Obviamente, esta reforma no se ha llevado a cabo aun porque nadie puede predecir a dónde llevaría la tensión entre los que quieren recortar las atribuciones de las autonomías y quienes, desde algunas de ellas, pretenden exactamente todo lo contrario. Pero va llegando la hora de elevar el vuelo y plantearse, a todas las escalas, que el próximo Gobierno no podrá ejercer su poder como el actual, ni como todos los anteriores.
Si tuviese que apostar, apostaría por un mayor entendimiento entre los dos principales partidos para asumir conjuntamente las enormes reformas que al Estado le hacen falta para seguir siendo fuerte, próspero, cada vez más democrático.
Y una de esas reformas es, obviamente, la de una Constitución que ya se pretendió ajustar en cuestiones puntuales -el Senado, la herencia de la Corona, incluir los nombres de las autonomías, incluir la noción de Europa--, pero ni eso fue posible: la anemia política no daba para tan esforzados trabajos y menos para un pacto de Estado de tal envergadura. Y, así, ni siquiera se ha modificado ese artículo en el que se habla aún del servicio militar obligatorio, derogado desde hace bastantes años.
Obviamente, no era de esto de lo que se hablaba en los corrillos de la recepción de la jornada constitucional. El gran tema, junto a las jugosas filtraciones de WikiLeaks sobre la clase política española, era el estado de alarma y la constitucionalidad -cuestionada por ejemplo por Gaspar Llamazares, el portavoz de Izquierda Unida- de haberlo puesto en marcha.
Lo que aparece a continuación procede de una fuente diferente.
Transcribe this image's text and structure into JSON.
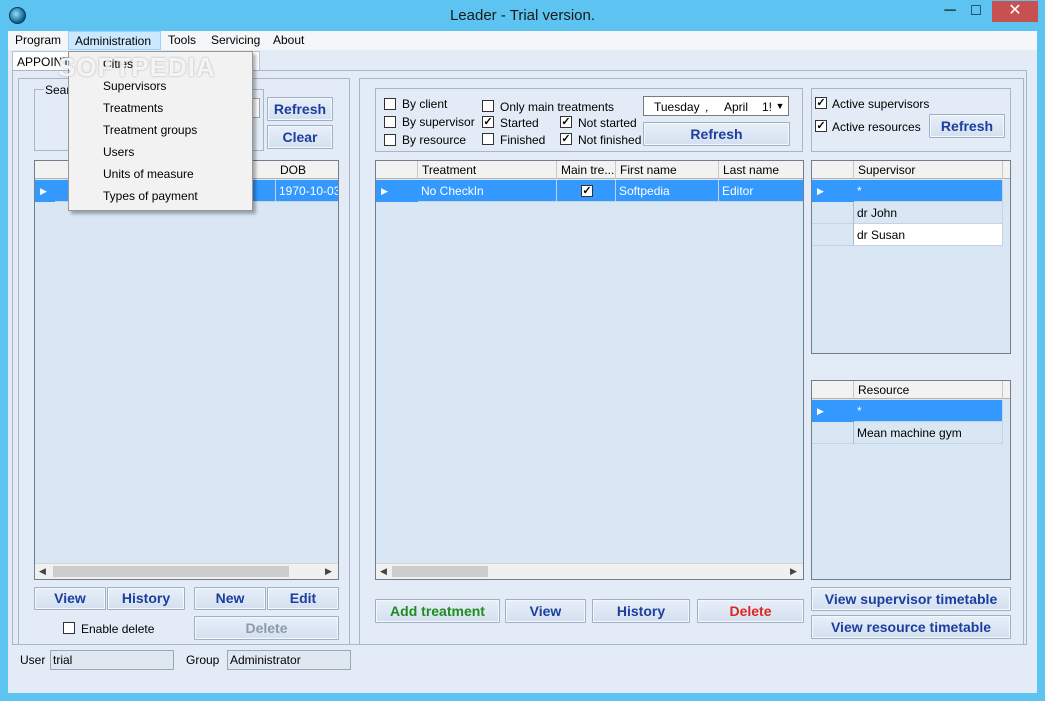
{
  "window": {
    "title": "Leader - Trial version.",
    "minimize": "─",
    "maximize": "□",
    "close": "✕"
  },
  "menu": {
    "items": [
      "Program",
      "Administration",
      "Tools",
      "Servicing",
      "About"
    ],
    "active_index": 1,
    "dropdown": [
      "Cities",
      "Supervisors",
      "Treatments",
      "Treatment groups",
      "Users",
      "Units of measure",
      "Types of payment"
    ]
  },
  "tab": {
    "label": "APPOINTM"
  },
  "watermark": "SOFTPEDIA",
  "left": {
    "search_group_label": "Searc",
    "refresh": "Refresh",
    "clear": "Clear",
    "grid": {
      "columns": [
        "DOB"
      ],
      "rows": [
        {
          "dob": "1970-10-03"
        }
      ]
    },
    "buttons": {
      "view": "View",
      "history": "History",
      "new": "New",
      "edit": "Edit",
      "delete": "Delete"
    },
    "enable_delete": "Enable delete"
  },
  "filters": {
    "by_client": "By client",
    "by_supervisor": "By supervisor",
    "by_resource": "By resource",
    "only_main": "Only main treatments",
    "started": "Started",
    "finished": "Finished",
    "not_started": "Not started",
    "not_finished": "Not finished",
    "date_day": "Tuesday",
    "date_sep": ",",
    "date_month": "April",
    "date_partial": "1!",
    "refresh": "Refresh",
    "checked": {
      "by_client": false,
      "by_supervisor": false,
      "by_resource": false,
      "only_main": false,
      "started": true,
      "finished": false,
      "not_started": true,
      "not_finished": true
    }
  },
  "treatments": {
    "columns": [
      "Treatment",
      "Main tre...",
      "First name",
      "Last name"
    ],
    "rows": [
      {
        "treatment": "No CheckIn",
        "main": true,
        "first": "Softpedia",
        "last": "Editor"
      }
    ],
    "buttons": {
      "add": "Add treatment",
      "view": "View",
      "history": "History",
      "delete": "Delete"
    }
  },
  "right": {
    "active_supervisors": "Active supervisors",
    "active_resources": "Active resources",
    "refresh": "Refresh",
    "supervisor_grid": {
      "column": "Supervisor",
      "rows": [
        "*",
        "dr John",
        "dr Susan"
      ]
    },
    "resource_grid": {
      "column": "Resource",
      "rows": [
        "*",
        "Mean machine gym"
      ]
    },
    "view_supervisor_timetable": "View supervisor timetable",
    "view_resource_timetable": "View resource timetable"
  },
  "status": {
    "user_label": "User",
    "user_value": "trial",
    "group_label": "Group",
    "group_value": "Administrator"
  },
  "colors": {
    "titlebar": "#5dc3f0",
    "selection": "#3399ff",
    "link_blue": "#1b3e9f",
    "green": "#1e8c1e",
    "red": "#e0241e"
  }
}
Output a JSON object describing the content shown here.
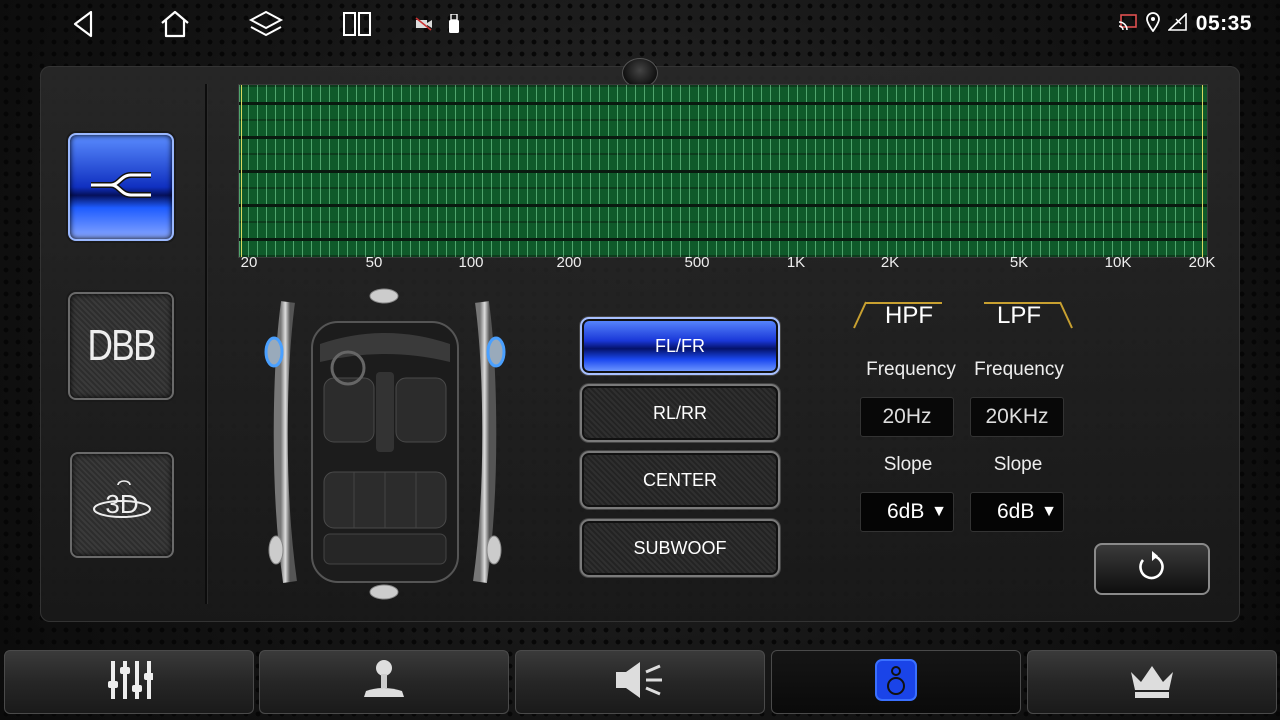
{
  "status_bar": {
    "nav_icons": [
      "back-icon",
      "home-icon",
      "layers-icon",
      "split-screen-icon"
    ],
    "notification_icons": [
      "camera-off-icon",
      "usb-icon"
    ],
    "status_icons": [
      "cast-icon",
      "location-icon",
      "signal-icon"
    ],
    "time": "05:35"
  },
  "side_buttons": [
    {
      "name": "crossover",
      "icon": "crossover-icon",
      "active": true
    },
    {
      "name": "dbb",
      "label": "DBB",
      "active": false
    },
    {
      "name": "3d",
      "icon": "3d-sound-icon",
      "active": false
    }
  ],
  "graph": {
    "freq_labels": [
      "20",
      "50",
      "100",
      "200",
      "500",
      "1K",
      "2K",
      "5K",
      "10K",
      "20K"
    ],
    "bg_color": "#0f5a2a"
  },
  "channels": [
    {
      "label": "FL/FR",
      "active": true
    },
    {
      "label": "RL/RR",
      "active": false
    },
    {
      "label": "CENTER",
      "active": false
    },
    {
      "label": "SUBWOOF",
      "active": false
    }
  ],
  "filters": {
    "hpf": {
      "title": "HPF",
      "freq_label": "Frequency",
      "freq_value": "20Hz",
      "slope_label": "Slope",
      "slope_value": "6dB"
    },
    "lpf": {
      "title": "LPF",
      "freq_label": "Frequency",
      "freq_value": "20KHz",
      "slope_label": "Slope",
      "slope_value": "6dB"
    }
  },
  "bottom_tabs": [
    {
      "icon": "equalizer-sliders-icon",
      "active": false
    },
    {
      "icon": "joystick-balance-icon",
      "active": false
    },
    {
      "icon": "speaker-volume-icon",
      "active": false
    },
    {
      "icon": "speaker-setting-icon",
      "active": true
    },
    {
      "icon": "crown-icon",
      "active": false
    }
  ],
  "colors": {
    "accent_blue": "#1a44e8",
    "tab_gold": "#c8a030"
  }
}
Zapatero, en los corrillos con los medios, se mostró tranquilo y nada autocrítico, justificó no haber aparecido hasta ahora y todo lo aplazó hasta el debate parlamentario del próximo jueves, donde explicará los pasos que llevaron a la solución del conflicto laboral más espectacular y más impopular que hemos conocido los españoles, incluyendo las huelgas generales.